The Finance Bill 2024 included several provisions aimed at boosting revenue through increased taxes and duties on various goods and services. For the real estate sector, this meant facing new excise duties on imported building materials, potential restrictions on affordable housing resale, and stringent corporate tax requirements for developers.
President Ruto, addressing the nation, acknowledged the public’s concerns and emphasized the government’s commitment to fostering an environment that supports economic growth and development without overburdening citizens.
The decision not to sign the bill provides immediate relief to the real estate industry. Key provisions that will not take effect include:
Excise Duties on Building Materials: The proposed 3.0% excise duty on imported building materials such as wooden furniture and parts of furniture will not be implemented. This move is expected to keep construction costs lower, encouraging continued investment in new housing projects.
Corporate Tax Incentives: Real estate developers constructing at least 400 residential units annually will continue to enjoy the current corporate tax rates without the additional restrictions proposed in the bill. The current corporate tax rate for developers in Kenya is generally 30%. However, for companies constructing at least 100 affordable housing units annually, there is a reduced rate of 15% as an incentive to boost the supply of affordable housing.
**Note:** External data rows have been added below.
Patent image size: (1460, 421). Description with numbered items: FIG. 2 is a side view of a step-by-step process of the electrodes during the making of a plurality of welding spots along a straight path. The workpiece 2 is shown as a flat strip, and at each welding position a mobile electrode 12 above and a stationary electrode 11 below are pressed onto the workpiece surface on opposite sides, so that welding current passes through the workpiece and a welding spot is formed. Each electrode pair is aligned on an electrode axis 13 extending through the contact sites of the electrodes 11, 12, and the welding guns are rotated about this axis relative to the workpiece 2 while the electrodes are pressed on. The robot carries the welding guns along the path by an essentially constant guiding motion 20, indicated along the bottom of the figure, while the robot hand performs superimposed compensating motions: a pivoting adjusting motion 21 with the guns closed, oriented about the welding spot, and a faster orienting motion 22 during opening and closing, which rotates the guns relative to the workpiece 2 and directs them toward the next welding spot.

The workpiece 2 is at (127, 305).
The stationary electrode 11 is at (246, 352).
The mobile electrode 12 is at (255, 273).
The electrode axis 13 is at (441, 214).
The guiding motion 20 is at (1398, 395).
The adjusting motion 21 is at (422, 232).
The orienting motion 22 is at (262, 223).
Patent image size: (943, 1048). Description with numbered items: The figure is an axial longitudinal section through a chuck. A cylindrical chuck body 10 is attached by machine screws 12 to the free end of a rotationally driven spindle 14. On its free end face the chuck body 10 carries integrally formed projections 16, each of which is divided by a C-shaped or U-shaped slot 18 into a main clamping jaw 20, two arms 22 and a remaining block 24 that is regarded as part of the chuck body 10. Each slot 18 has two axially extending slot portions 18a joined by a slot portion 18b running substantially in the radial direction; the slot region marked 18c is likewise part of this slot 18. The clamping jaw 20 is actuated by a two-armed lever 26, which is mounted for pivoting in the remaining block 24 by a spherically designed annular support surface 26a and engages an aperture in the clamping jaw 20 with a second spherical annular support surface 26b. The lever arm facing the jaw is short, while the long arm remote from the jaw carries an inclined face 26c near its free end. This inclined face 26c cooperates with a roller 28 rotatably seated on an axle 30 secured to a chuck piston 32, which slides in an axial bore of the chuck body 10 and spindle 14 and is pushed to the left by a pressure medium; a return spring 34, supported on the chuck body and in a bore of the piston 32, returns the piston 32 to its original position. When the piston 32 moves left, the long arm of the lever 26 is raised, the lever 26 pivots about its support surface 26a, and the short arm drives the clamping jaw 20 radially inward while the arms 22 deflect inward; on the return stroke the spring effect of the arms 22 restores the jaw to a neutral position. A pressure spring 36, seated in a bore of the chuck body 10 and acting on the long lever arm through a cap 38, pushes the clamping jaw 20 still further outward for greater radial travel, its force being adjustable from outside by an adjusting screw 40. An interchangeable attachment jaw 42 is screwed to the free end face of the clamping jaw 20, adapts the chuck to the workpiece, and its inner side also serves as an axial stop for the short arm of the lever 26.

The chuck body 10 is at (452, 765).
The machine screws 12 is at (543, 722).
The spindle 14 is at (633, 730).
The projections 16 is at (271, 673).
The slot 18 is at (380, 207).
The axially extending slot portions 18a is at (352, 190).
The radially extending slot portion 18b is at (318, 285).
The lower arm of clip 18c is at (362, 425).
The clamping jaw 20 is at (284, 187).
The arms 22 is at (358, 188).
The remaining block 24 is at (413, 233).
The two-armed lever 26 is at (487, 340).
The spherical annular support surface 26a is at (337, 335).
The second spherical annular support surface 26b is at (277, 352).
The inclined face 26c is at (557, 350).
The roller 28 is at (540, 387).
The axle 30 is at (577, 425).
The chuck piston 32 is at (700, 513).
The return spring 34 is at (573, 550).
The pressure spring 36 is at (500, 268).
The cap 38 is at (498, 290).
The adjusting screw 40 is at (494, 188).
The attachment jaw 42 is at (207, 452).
Affordable Housing Regulations: Restrictions on the resale of affordable housing units and the associated tax implications will not be enforced, providing greater flexibility for homeowners and developers.
Real Estate analysts also predict that this decision will have a stabilizing effect on the real estate market, potentially leading to increased investment and development activity.
President Ruto has called for a revised approach to the Finance Bill, urging lawmakers and industry stakeholders to work together to draft a more balanced version that addresses revenue needs without hampering key sectors.
As the government revisits the Finance Bill, the real estate sector remains cautiously optimistic, hoping for a legislative framework that promotes growth, investment, and housing affordability.